Objectif : dresser un panorama précis des personnes déplacées
Après une catastrophe naturelle, on a toujours un bilan financier des dégâts, mais pas beaucoup d’informations sur la vie d'après, sur les conséquences pour les victimes. Les secours qui interviennent dans ces situations, comme la Fema, l’Agence Fédérale chargée de la réponse aux catastrophes naturelles, ou les ONG, ne savent jamais précisément le nombre de personnes à qui ils viennent en aide. On est dans un moment où l’urgence prime, où la priorité est de sauver des sinistrés, mettre à l’abri des familles dont les maisons ont été soufflées par un cyclone ou une tornade, emportées par une montée des eaux ou ravagées par un incendie. Dans ces périodes-là, on ne fait pas forcément de statistiques.

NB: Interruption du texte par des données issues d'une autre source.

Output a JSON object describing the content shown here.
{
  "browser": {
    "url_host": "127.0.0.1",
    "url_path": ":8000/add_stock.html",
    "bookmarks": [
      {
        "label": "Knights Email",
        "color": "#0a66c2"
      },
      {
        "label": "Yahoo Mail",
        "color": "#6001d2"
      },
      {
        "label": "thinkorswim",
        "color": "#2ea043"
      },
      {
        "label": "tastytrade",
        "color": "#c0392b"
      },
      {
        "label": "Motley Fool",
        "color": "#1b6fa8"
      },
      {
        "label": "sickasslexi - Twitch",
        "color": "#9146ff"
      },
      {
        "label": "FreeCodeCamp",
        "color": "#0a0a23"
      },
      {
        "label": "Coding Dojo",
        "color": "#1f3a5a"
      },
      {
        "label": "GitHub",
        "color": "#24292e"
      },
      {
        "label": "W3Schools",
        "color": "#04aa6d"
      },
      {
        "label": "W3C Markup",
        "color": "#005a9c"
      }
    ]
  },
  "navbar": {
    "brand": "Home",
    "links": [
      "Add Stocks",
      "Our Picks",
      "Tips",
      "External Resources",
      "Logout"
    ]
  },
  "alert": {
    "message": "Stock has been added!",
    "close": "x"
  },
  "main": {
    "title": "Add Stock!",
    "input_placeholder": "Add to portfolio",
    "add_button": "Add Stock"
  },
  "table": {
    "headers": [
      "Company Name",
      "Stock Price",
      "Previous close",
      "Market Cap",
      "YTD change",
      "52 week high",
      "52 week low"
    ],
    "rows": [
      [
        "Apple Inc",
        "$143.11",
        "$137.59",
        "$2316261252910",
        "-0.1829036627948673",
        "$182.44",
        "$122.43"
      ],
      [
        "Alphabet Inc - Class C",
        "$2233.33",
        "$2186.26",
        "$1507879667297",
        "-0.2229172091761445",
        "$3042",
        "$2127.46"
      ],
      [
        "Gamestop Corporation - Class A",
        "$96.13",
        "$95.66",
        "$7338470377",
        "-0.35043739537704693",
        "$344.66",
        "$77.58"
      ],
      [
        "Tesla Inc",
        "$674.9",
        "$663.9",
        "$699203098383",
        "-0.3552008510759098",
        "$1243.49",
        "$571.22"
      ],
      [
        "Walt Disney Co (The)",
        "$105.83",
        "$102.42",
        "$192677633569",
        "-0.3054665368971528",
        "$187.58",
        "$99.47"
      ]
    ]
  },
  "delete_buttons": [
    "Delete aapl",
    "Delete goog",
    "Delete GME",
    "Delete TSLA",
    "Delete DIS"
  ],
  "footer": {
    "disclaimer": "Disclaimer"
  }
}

Sans compter qu’il y a tous ceux qui sont déplacés mais qui ne demandent pas d’assistance, qui se débrouillent seuls, qui chargent leurs pick-ups de l’essentiel et qui vont trouver refuge chez des proches ou dans un motel en attendant de reconstruire ou de se reloger. Les experts estiment qu’il y a urgence à comprendre le bilan humain des catastrophes, et pas seulement leurs coûts financiers. D'autant plus que le réchauffement climatique accentue les phénomènes météo extrêmes.